Kerosene and O2 make for dandy space booster propellants but aren’t so good for missiles unless you’re either prepared to use them for a first strike or hope they can survive being hit before liftoff. LH and O2 is even worse from a missile perspective.
Missiles need very precise guidance systems if they’re going to be very accurate. While I don’t have any numbers to back up my speculation, I believe you need greater precision to achieve a small CEP than to achieve a desired orbit. Also, missile warheads need heat shielding to survive reentry, something most space boosters don’t require. Finally, a great deal of effort has resulted in some remarkable small and lightweight warheads, meaning missiles don’t need a lot of throw weight. The old R-7 was huge because the Soviet nuclear warheads of the era were huge. That gave them a big advantage during the early days of the space race. Our missiles were designed for smaller warheads so they didn’t have the lifting capacity of those huge Soviet missiles.

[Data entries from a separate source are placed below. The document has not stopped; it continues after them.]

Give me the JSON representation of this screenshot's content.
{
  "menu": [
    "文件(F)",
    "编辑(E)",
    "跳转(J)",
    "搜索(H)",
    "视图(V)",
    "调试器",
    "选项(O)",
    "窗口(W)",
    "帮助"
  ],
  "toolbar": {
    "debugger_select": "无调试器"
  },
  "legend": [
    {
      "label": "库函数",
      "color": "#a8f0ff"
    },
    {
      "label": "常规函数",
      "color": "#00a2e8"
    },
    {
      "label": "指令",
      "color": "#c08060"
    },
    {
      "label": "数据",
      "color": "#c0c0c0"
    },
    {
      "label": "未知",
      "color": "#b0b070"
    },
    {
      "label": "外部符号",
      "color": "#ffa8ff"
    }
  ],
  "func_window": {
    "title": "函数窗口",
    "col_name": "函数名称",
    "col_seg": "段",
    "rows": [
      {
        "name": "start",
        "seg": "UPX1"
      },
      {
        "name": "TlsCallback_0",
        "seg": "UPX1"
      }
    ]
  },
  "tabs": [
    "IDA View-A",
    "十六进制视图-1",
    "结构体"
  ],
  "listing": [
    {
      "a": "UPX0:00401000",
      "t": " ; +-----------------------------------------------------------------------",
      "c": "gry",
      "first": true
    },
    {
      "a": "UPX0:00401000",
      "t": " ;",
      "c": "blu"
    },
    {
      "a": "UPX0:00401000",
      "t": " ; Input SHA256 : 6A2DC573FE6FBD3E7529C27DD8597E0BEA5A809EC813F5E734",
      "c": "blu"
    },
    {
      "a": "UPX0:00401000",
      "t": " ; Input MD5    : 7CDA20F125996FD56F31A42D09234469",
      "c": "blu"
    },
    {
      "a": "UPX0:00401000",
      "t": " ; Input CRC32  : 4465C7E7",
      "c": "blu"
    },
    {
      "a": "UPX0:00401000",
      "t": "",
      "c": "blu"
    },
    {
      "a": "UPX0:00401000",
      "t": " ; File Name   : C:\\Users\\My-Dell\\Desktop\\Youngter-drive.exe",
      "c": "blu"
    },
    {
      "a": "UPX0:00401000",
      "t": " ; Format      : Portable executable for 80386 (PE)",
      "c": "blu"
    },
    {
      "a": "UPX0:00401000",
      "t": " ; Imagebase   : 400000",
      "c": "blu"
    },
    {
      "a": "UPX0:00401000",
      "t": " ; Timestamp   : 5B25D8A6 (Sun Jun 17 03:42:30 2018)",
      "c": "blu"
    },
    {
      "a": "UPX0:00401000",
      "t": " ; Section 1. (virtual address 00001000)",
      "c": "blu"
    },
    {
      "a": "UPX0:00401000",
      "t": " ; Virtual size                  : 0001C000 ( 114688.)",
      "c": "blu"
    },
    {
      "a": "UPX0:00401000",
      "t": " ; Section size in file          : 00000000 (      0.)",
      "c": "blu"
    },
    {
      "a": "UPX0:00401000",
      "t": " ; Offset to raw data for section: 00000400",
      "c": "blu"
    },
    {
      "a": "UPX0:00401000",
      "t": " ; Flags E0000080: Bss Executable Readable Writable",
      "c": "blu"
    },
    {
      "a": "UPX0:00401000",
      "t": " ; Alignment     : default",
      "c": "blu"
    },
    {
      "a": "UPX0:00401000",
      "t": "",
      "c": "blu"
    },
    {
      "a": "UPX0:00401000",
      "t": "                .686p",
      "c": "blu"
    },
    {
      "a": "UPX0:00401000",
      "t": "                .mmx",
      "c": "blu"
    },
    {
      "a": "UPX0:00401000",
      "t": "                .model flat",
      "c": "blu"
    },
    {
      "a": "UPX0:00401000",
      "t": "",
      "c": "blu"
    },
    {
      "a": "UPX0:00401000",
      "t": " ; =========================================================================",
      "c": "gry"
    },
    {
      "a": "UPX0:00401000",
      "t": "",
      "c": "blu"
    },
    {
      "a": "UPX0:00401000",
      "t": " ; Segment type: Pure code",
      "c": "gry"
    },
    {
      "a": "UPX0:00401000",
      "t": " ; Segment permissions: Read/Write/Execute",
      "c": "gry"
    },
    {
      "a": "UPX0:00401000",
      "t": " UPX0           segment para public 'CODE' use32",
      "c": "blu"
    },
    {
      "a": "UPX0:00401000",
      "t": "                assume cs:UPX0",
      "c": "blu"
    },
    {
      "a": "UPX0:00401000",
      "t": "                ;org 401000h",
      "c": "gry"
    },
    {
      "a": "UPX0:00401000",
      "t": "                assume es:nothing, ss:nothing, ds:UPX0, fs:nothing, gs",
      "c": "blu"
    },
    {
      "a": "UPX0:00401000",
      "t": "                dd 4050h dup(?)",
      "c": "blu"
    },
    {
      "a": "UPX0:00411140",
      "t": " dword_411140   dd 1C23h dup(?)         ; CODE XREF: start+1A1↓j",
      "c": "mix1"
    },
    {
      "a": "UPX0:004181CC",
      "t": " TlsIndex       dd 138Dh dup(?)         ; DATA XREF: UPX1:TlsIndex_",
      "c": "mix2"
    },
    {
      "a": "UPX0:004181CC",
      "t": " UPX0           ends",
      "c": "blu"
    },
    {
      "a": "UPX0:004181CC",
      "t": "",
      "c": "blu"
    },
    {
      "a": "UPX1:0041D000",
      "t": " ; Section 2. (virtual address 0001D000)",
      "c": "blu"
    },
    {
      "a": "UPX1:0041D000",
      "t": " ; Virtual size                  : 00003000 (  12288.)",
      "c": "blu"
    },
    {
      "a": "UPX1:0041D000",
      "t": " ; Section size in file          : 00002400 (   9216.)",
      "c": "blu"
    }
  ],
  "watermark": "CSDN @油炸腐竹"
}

Larry: ICBMs also need entirely self-contained guidance systems. A civilian launcher could use GPS as part of its guidance, in combination with inertial systems.
BTW, do civilian launchers actually do this? It would seem to me to make sense, since inertial and GPS complement each other nicely (inertial providing better short term positioning; GPS allowing drift in the inertial system to be estimated and canceled out.)
According to SpaceX’s Falcon 9 User’s Guide, they have GPS receivers as part of their avionics package. It stands to reason they use GPS signals as part of their guidance system. Odds are other booster companies do the same thing but I don’t have time right now to check.
I’ve read articles in recent years about using GPS position reports broadcast from boosters to track their trajectories as part of range control. The current range control system is very old and can take a couple days between flights to reconfigure.
This is another argument for colonization now before governments figure out that once out in space bad guys have a lot of options.